Huckleberry Finn narrates the adventures of Huck and the runaway enslaved man Jim as they float down the Mississippi River on a raft. The story is told from Huck’s point of view. Twain used realistic language in the novel, making Huck’s speech sound like actual conversation and imitating a variety of dialects to bring the other characters to life. Tom Sawyer, the hero of the earlier novel, reappears in some chapters, and his antics provide the familiar humor for which Twain was known.
Twain contrasted the natural life on the river—where a white boy and a Black man can become friends—with the hypocrisy, moral decay, and corruption of society along the shore. Through Huck’s adventures and observations, the reader learns about the value and dignity of every human being. Twain also satirized styles of writing that dominated earlier American literature.

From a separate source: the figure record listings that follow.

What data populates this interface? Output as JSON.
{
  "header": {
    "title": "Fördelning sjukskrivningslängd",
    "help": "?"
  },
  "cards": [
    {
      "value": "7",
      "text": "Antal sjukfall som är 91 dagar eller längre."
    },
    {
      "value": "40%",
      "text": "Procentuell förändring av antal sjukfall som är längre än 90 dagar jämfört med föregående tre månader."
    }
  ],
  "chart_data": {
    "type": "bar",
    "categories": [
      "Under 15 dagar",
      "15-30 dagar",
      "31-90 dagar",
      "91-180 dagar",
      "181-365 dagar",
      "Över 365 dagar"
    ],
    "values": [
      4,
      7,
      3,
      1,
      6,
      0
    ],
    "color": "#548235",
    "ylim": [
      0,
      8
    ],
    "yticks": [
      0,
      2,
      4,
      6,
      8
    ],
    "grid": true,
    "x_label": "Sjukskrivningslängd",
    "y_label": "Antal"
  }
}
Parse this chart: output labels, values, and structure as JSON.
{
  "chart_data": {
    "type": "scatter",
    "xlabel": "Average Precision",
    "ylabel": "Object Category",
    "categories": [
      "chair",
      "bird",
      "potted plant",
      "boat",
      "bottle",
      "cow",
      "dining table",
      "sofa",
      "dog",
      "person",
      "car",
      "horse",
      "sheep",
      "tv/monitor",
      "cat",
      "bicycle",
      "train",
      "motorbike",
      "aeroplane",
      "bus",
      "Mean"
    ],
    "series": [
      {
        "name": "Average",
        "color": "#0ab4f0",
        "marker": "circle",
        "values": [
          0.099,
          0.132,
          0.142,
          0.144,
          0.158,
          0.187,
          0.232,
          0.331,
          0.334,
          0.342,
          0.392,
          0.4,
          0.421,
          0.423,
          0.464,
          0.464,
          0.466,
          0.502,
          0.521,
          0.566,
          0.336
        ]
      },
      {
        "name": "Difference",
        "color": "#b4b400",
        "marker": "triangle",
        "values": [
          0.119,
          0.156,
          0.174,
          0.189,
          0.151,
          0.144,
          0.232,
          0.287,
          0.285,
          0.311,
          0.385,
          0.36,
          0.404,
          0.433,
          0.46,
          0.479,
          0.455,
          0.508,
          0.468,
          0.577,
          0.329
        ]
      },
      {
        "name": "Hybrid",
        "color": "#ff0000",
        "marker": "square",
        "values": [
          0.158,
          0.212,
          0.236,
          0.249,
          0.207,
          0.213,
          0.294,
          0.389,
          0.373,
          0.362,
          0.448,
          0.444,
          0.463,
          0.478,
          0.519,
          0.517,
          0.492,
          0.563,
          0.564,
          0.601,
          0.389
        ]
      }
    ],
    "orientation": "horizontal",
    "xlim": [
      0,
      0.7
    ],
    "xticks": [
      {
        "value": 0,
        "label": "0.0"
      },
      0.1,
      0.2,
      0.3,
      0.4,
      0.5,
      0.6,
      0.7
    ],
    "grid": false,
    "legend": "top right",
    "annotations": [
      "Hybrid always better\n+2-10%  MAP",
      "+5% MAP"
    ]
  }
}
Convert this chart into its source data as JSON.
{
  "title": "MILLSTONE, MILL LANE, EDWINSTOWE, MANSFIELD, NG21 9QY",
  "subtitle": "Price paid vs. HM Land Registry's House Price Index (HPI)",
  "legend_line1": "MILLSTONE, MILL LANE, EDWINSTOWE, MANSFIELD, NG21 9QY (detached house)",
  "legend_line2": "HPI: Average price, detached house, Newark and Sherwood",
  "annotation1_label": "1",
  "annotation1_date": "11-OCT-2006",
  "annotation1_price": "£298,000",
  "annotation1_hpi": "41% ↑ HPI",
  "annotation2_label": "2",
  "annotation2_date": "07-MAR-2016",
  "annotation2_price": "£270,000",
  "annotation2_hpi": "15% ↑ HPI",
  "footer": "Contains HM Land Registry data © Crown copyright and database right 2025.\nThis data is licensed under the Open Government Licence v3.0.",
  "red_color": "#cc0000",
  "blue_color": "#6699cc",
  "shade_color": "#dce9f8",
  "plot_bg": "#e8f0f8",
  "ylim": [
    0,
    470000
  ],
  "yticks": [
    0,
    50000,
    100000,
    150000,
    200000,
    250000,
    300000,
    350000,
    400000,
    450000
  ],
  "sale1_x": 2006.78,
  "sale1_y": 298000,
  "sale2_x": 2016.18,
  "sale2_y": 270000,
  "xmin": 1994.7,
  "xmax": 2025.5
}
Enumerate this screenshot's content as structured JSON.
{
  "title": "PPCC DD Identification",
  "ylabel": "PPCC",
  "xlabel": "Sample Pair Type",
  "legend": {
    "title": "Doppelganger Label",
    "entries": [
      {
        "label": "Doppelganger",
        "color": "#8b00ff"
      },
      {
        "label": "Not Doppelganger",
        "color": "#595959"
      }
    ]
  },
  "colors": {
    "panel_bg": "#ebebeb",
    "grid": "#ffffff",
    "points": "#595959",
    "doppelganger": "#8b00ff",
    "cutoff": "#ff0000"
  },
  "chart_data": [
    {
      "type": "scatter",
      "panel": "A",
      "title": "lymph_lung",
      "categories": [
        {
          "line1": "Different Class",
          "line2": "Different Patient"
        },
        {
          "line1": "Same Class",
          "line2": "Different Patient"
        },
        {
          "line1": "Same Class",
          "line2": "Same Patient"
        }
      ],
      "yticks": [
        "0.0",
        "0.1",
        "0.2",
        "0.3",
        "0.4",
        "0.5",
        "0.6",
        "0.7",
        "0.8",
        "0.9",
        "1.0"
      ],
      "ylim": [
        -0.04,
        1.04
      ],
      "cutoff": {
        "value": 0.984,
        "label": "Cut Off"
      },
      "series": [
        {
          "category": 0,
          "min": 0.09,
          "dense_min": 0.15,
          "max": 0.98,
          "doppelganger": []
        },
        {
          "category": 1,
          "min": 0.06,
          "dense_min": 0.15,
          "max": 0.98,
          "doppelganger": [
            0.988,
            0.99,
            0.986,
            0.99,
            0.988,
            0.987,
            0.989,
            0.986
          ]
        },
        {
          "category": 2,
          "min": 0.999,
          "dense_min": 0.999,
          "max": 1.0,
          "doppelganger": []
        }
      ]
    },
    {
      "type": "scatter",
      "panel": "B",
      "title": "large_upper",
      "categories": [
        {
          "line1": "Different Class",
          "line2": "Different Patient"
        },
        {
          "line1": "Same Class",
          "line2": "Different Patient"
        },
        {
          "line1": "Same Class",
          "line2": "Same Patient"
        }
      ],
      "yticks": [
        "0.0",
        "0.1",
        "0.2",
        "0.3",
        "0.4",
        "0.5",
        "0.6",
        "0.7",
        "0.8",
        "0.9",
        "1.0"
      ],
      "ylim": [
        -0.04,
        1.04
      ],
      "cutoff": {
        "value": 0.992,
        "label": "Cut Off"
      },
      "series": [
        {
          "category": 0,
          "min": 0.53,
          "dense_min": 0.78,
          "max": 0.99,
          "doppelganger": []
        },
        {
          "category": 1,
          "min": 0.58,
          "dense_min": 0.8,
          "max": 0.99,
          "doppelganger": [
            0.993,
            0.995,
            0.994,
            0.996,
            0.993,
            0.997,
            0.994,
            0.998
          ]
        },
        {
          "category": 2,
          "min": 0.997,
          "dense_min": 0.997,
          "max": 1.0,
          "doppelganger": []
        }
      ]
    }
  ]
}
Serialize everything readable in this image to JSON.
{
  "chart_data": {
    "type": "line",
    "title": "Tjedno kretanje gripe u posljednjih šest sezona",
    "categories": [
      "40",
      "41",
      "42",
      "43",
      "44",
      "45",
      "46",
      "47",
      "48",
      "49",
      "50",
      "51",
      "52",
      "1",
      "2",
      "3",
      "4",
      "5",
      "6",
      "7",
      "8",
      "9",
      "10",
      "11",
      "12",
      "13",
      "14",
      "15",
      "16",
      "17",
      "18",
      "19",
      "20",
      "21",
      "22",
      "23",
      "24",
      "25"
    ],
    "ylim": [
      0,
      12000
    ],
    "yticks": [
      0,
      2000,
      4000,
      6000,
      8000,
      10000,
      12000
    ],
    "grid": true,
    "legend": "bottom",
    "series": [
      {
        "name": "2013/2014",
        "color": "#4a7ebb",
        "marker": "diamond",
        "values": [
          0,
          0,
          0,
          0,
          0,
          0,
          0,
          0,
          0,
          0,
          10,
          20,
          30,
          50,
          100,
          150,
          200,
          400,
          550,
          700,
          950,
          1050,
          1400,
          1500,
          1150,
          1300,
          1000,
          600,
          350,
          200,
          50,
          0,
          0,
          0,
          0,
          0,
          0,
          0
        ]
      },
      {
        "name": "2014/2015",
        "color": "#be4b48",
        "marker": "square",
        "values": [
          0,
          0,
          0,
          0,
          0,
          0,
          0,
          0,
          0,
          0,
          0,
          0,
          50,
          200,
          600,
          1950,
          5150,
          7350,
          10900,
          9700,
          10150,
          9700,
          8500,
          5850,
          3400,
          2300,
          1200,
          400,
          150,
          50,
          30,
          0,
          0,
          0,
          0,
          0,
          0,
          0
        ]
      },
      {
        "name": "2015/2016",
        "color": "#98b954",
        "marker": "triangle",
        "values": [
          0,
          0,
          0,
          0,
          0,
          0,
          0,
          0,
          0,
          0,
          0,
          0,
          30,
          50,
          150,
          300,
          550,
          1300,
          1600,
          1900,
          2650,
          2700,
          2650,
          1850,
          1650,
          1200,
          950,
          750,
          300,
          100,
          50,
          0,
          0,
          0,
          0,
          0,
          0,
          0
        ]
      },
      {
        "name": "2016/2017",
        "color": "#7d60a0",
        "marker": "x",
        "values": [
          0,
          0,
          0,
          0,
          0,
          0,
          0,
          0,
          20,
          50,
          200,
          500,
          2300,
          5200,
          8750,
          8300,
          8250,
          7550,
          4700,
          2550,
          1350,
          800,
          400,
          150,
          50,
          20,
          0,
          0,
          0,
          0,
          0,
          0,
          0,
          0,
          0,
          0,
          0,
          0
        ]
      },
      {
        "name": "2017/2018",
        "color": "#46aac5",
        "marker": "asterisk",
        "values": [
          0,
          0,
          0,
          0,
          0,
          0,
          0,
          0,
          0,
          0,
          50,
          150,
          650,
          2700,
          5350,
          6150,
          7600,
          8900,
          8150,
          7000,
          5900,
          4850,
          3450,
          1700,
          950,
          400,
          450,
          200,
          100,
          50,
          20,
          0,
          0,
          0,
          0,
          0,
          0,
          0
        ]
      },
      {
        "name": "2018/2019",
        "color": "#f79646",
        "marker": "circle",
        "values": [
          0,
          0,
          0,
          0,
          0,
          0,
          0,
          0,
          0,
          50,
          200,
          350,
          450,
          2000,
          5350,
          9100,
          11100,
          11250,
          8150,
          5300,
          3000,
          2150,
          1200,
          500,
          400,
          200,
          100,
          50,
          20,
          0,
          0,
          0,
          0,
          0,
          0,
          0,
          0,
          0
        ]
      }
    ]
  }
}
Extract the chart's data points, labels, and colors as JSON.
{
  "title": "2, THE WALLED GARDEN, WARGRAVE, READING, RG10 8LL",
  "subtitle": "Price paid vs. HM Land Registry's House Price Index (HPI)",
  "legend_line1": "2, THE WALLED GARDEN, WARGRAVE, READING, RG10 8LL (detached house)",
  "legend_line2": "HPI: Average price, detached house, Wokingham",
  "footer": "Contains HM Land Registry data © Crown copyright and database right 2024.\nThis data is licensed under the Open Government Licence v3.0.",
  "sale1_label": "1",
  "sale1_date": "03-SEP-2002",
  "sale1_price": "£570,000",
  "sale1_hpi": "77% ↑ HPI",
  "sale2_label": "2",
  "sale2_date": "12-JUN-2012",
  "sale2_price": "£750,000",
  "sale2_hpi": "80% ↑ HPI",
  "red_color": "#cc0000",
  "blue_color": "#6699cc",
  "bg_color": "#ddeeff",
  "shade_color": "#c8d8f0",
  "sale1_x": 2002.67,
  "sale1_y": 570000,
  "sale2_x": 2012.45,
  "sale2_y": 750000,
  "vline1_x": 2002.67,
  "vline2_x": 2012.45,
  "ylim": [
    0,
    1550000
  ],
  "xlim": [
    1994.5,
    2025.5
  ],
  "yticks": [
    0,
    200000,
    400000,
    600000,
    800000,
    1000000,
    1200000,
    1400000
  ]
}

Twain’s story about Huck Finn, the son of a town drunkard, became a controversial book. Huck’s casual morals and careless grammar disturbed many readers when the book first appeared. Some modern readers object to Huck’s simple acceptance of the principles of slavery and his use of racial stereotypes. For his time, however, Twain was liberal on racial issues. The deeper themes of Huckleberry Finn argue for the fundamental equality and universal aspirations of people of all races.